Despertó cuando sintió el agua caer violentamente sobre su rostro. Apenas si tuvo tiempo de respirar cuando recibió un golpe que rompió por completo su nariz.

La sangre comenzó a salir a montones y manchó aquel vestido blanco que su dueña portaba con orgullo.

—Hasta que despiertas —habló esa voz aguda—. Intentamos de todo y ni tú dabas señales de vida.

—Zorra —susurró Murad con algo de dificultad.

—Tal vez si lo sea, pero al menos yo no soy un golpeador de esposas.

Murad trató de sonreír, pero lo único que salió fue una mueca sin chiste.

—Es una pena que un gobernante como tú termine de esta forma.
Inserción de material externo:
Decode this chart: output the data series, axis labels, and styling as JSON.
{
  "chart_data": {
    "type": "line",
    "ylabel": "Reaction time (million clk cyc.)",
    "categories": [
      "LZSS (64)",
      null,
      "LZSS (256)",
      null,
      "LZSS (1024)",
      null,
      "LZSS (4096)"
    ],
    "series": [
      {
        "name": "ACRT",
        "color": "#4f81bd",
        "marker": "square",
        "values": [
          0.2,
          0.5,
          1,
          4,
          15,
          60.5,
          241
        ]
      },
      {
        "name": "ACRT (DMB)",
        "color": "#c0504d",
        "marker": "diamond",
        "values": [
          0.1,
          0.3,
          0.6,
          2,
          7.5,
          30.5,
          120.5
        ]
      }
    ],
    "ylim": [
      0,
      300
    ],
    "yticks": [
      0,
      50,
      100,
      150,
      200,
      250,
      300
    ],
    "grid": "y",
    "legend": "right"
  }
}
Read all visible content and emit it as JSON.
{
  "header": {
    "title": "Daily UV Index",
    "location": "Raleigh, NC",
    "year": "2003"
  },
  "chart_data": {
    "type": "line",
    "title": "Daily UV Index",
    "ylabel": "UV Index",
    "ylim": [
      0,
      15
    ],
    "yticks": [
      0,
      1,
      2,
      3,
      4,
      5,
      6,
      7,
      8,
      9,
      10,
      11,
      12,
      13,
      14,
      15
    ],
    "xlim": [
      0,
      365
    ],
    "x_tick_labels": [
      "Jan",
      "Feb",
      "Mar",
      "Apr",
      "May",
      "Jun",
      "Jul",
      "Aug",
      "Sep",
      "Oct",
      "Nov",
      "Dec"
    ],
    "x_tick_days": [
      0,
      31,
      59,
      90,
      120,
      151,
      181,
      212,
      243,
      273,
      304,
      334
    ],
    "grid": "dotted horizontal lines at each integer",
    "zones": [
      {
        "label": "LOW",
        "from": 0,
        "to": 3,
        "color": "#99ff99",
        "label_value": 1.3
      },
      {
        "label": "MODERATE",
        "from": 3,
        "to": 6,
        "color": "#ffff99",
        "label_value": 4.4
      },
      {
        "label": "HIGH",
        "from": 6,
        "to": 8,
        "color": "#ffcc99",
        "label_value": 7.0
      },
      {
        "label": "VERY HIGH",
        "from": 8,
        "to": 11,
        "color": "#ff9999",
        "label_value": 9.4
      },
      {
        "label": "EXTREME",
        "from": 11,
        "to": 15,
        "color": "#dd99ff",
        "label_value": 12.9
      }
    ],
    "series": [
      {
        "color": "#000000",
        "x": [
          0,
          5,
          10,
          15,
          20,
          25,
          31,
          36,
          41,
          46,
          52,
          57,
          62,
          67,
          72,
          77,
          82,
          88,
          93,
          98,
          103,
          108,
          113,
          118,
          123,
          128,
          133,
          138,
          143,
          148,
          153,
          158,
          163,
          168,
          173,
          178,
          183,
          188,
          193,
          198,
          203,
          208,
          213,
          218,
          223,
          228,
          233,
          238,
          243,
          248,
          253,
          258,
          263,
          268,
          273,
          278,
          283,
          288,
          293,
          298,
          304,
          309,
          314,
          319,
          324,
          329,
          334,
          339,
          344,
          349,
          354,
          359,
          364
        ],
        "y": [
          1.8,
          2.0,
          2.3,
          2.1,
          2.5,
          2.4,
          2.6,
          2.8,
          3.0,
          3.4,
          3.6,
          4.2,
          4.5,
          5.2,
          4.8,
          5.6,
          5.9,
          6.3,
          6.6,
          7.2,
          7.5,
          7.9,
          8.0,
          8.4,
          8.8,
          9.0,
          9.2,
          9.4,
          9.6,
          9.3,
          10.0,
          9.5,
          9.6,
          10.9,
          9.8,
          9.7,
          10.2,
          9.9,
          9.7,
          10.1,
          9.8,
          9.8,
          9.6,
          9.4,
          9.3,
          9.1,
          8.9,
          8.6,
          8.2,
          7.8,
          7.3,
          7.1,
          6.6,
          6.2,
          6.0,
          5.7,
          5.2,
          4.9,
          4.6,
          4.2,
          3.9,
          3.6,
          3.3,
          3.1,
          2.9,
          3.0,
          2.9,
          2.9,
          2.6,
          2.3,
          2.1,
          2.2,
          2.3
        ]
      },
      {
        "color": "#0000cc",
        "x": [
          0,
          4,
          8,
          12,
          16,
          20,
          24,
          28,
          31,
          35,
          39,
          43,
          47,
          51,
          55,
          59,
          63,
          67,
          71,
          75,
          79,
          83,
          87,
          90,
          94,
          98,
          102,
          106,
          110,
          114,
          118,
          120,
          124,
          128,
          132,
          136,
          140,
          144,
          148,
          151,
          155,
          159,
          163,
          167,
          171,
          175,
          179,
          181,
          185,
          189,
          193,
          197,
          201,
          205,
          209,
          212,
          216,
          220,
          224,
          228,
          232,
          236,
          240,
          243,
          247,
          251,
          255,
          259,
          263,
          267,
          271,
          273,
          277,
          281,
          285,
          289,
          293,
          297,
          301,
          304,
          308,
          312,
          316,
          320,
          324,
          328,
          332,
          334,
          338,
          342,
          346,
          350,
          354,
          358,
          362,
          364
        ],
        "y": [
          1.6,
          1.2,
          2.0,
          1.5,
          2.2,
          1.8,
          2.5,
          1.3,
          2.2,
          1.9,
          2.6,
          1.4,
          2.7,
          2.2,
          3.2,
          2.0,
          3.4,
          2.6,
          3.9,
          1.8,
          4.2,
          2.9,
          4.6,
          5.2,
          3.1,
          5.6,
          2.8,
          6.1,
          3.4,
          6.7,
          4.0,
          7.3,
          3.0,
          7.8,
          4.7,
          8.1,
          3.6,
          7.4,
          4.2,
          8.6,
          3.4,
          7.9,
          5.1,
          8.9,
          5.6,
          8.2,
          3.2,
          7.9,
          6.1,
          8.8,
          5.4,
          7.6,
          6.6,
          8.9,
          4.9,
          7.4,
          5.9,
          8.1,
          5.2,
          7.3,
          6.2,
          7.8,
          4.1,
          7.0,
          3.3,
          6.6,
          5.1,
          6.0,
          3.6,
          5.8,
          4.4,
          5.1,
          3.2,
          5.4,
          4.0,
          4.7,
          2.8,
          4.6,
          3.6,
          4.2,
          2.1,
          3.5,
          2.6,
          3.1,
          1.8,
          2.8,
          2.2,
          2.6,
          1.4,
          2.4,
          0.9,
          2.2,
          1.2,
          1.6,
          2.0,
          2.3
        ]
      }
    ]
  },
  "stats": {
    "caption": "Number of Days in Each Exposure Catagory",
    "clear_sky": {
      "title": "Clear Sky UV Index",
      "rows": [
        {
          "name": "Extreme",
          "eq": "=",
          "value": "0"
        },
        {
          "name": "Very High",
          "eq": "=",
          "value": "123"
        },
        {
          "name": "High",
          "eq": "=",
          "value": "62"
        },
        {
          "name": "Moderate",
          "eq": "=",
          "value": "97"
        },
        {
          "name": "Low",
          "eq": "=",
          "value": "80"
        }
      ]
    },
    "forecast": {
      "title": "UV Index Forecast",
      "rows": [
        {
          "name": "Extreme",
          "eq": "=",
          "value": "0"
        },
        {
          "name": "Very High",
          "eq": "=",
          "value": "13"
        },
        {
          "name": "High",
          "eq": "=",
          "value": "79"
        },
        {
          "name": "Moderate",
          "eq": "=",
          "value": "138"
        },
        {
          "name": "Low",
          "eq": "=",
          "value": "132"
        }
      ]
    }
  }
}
Que indigno.

—¿Crees qué estaré aquí mucho tiempo? Mis hombres vendrán por mí y acabarán contigo.

—¿Los jenízaros? —interrogó la Reina—. La mayoría ya estan muertos, solo dejamos unos cuantos con vida para que regresen a Estambul y con ello llevarán la deshonra de una derrota.

—¡Bruja!

—No sabes cómo me encanta que me llamen así.

Alenka dio una señal con su mirada y sus guardias empezaron golpear a diestra y siniestra el cuerpo ya magullado del gobernante del Imperio Otomano.

Ella sonreía sin sentir ningún tipo de remordimiento por sus acciones.

«¡Que vergüenza!»

Sin embargo, algo sumamente inesperado ocurrió.

Un guardia de piel oscura saco su miembro y de un solo golpe, penetró al Sultán del mundo.

Murad chilló de dolor y Alenka no podía creer lo que sus ojos veían.

«Esto no era parte del plan, solo era golpearlo nada más»

El moreno jadeaba de placer y el otro no podía hacer nada más que llorar de dolor y vergüenza.

La Reina de Polonia salió de la carpa y derramó unas cuantas lágrimas por su contrario, pero el daño ya estaba hecho. Solo dejo de llorar cuando escucho esas palabras que indicó que debían decirse antes su final.

—La Reina Alenka, Mihrimah Sultán y Safiye Sultán envían sus saludos.

Después de eso, ni un susurro volvió a escucharse.